The electric industry sector is facing an explosion of data coming from a variety of sources. New types of sensors have been deployed with fast-streaming datasets (one such example is data from phasor measurement units), challenging utilities’ traditional methods of data acquisition, use, and storage. Meanwhile, big data analytics products and related services for the utility industry are limited; most of the available products having only modest electricity domain expertise.
Electric sector stakeholders are facing an emerging need to capitalize on large datasets, both internally generated data and externally generated data (e.g., weather data, topographic data, information related to vegetation), to improve reliability and resilience and meet the changing system dynamics from renewable integration, which is another key emerging challenge area. Utilities are beginning to leverage information and communication technologies and automation techniques to create new business opportunities and manage market-driven change.
DOE invites utilities and other energy sector partners to connect with interdisciplinary teams of software developers, data experts, and risk and decision scientists to facilitate the transformation of digital systems, data analytics, and risk-informed resource integration for electric utilities. Non-utility or energy sector partner teams must partner with an energy sector partner in order to be eligible to compete in the prize.
These challenges can include not only using data with analytics, but also developing pipelines for processing, data quality assurance, data storage, and deletion.

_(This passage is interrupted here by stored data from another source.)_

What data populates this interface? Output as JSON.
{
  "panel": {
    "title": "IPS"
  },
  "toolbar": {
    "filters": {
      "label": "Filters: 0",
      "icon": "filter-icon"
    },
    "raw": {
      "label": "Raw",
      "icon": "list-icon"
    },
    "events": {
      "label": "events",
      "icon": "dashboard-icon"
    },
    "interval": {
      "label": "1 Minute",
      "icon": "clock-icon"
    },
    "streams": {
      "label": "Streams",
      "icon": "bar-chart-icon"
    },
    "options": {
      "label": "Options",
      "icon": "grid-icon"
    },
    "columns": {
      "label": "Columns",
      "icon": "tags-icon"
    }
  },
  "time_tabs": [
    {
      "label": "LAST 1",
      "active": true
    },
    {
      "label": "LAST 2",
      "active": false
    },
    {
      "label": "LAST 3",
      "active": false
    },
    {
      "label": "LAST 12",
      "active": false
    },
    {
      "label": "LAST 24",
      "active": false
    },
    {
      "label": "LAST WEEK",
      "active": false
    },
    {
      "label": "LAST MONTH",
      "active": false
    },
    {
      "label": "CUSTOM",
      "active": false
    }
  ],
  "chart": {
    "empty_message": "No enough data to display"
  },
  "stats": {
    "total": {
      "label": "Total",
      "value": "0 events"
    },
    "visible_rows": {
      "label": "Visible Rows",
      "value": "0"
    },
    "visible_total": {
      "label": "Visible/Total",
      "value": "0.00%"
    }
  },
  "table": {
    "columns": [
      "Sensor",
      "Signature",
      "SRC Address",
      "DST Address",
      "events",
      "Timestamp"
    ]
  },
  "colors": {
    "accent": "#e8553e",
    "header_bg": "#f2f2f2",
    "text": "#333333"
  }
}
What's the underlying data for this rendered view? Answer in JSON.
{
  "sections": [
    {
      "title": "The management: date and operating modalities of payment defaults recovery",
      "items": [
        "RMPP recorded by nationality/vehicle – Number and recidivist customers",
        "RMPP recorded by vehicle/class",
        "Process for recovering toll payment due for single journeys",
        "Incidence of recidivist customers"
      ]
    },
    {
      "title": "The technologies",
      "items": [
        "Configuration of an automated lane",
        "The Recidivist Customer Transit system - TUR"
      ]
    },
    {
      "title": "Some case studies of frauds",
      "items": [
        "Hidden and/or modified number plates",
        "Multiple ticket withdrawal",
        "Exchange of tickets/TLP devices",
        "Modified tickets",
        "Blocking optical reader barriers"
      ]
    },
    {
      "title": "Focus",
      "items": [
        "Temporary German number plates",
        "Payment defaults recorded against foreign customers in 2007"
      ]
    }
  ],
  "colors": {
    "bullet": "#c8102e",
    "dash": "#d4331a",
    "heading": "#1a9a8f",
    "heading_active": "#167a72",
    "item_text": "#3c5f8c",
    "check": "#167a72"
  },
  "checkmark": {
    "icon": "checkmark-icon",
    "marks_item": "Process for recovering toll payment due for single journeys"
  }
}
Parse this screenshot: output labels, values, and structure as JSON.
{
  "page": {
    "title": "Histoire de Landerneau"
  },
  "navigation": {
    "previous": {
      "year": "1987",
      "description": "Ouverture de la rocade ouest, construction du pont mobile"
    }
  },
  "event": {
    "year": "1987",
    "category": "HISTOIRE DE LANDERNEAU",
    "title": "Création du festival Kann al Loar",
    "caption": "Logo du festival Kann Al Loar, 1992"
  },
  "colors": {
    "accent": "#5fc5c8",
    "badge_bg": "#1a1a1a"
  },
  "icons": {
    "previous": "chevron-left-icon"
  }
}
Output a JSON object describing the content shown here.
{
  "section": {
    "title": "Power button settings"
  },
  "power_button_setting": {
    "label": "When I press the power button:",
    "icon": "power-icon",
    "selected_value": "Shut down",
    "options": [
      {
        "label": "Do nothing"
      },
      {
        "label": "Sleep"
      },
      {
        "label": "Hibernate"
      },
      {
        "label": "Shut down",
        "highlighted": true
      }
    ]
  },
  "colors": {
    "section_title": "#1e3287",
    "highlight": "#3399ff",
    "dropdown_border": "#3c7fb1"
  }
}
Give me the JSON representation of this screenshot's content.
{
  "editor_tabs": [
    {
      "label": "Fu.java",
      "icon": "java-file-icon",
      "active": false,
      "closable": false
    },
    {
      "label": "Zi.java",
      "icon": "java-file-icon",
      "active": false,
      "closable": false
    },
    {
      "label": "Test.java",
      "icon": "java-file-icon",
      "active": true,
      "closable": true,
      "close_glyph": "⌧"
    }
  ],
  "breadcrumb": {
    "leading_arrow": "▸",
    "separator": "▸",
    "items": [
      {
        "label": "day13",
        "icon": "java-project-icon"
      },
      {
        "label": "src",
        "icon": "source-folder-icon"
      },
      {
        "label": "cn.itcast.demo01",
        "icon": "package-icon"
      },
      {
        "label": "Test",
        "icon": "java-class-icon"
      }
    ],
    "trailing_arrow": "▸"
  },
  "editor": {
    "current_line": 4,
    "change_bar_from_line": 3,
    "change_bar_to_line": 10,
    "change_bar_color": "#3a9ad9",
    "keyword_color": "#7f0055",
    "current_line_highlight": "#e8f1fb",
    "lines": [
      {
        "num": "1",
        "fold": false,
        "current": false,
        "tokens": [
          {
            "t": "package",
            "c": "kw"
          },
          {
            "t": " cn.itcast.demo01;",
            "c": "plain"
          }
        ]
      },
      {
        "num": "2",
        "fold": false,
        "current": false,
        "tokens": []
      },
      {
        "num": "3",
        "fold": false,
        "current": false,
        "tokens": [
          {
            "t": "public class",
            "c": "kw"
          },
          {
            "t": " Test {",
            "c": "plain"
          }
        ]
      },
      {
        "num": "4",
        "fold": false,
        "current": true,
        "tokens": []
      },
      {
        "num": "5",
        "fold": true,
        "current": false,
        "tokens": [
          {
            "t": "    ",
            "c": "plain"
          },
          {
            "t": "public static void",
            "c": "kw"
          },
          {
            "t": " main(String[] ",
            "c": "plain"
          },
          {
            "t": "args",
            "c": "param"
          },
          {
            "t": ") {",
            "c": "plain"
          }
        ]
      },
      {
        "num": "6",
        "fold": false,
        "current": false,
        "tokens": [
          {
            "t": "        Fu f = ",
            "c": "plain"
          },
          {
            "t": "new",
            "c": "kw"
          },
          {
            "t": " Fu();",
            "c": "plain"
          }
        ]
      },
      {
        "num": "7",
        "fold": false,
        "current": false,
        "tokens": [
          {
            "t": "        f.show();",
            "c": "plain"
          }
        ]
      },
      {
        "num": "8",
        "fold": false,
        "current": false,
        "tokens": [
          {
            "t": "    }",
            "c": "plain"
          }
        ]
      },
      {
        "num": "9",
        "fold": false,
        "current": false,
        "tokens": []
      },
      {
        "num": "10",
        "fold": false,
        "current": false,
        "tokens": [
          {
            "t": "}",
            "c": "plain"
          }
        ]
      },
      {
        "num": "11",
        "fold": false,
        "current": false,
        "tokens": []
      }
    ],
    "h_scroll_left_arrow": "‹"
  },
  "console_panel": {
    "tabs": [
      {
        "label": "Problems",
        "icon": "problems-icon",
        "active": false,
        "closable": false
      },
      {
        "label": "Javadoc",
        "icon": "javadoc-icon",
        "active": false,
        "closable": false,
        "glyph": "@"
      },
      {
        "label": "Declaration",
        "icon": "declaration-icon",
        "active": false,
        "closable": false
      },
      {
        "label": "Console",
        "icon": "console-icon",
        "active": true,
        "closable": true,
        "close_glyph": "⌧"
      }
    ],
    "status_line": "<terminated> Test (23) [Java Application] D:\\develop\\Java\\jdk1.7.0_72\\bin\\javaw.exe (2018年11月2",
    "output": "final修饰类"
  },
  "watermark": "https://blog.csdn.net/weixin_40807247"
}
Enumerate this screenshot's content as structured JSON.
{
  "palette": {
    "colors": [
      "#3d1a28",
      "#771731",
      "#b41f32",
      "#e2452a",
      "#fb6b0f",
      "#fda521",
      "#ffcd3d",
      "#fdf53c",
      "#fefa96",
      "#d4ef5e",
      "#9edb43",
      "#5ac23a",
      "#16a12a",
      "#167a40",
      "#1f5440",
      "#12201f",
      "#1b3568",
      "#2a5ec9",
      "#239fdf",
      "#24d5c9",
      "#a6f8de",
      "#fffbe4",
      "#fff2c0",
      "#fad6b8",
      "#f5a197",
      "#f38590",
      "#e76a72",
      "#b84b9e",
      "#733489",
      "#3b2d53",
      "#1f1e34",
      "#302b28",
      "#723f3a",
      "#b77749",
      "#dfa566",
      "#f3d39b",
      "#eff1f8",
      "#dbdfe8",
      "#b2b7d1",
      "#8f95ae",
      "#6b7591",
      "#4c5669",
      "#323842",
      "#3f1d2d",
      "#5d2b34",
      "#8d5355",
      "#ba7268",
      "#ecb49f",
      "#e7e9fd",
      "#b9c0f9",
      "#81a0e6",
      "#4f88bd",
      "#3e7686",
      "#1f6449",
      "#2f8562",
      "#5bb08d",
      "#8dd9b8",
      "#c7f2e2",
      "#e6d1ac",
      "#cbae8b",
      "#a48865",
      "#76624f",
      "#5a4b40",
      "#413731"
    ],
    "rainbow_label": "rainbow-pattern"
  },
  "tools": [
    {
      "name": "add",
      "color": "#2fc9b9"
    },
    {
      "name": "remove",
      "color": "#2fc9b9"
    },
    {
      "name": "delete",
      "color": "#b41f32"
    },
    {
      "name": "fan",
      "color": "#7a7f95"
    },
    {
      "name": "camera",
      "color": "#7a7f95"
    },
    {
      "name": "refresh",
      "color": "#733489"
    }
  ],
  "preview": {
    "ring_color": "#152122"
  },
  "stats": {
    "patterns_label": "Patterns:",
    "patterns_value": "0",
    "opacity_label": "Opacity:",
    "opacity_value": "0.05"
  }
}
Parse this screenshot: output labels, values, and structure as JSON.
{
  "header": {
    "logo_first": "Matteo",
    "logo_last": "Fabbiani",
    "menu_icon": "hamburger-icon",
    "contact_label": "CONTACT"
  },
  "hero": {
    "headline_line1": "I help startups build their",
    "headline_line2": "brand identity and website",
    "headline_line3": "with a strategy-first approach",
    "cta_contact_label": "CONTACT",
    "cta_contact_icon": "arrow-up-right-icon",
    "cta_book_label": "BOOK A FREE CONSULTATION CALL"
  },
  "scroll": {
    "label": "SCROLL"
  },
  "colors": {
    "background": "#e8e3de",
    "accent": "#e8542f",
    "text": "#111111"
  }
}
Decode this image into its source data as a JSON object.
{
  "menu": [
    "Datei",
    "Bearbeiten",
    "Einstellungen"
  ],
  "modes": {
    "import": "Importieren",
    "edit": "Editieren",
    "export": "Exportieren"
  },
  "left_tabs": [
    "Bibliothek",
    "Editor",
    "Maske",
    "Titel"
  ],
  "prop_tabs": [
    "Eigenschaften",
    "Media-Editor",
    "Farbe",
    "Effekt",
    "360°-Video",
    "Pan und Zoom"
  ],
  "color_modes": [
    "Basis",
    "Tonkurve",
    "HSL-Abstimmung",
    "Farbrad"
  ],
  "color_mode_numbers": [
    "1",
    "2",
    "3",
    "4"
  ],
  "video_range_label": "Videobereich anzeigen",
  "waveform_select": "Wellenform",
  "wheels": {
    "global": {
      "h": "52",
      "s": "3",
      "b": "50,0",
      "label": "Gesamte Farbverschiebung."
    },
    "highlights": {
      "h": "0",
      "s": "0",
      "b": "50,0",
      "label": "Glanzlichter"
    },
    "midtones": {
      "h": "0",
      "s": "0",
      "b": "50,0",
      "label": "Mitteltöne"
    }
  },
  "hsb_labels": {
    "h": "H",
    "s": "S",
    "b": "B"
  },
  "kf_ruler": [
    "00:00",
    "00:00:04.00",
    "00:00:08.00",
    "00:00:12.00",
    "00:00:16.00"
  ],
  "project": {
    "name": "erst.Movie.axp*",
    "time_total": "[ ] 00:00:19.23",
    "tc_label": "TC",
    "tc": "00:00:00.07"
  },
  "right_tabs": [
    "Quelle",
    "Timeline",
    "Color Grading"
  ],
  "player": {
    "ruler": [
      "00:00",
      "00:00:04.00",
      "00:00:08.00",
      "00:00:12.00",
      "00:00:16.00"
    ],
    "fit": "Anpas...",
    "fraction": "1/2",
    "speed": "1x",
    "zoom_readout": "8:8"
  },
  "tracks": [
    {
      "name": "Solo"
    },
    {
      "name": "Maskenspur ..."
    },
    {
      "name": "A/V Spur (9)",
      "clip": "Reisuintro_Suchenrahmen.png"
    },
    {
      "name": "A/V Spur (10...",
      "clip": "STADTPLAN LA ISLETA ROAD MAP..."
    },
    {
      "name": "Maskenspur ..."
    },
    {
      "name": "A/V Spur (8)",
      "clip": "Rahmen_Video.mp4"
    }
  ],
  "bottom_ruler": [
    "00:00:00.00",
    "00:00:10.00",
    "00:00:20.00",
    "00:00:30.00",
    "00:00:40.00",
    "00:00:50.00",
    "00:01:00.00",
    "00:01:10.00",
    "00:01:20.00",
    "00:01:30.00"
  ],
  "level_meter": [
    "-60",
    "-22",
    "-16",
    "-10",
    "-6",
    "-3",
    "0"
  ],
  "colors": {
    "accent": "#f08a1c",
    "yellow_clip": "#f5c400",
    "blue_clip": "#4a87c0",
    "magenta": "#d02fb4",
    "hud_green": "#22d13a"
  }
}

For this prize, an energy sector partner must be located in the United States and could include any of the following:
- Rural electric cooperatives
- Utilities owned by a political subdivision of a state, such as a municipally owned electric utility
- Utilities owned by any agency, authority, corporation, or instrumentality of one or more political subdivisions of a state
- Investor-owned electric utilities
- Regional transmission operators/independent system operators
- Electric aggregator
- Electric wire owning and/or operating entities.
DOE intends for the solutions developed under this prize to be shared as examples with the broader energy sector community on how to solve data and/or resource integration challenges.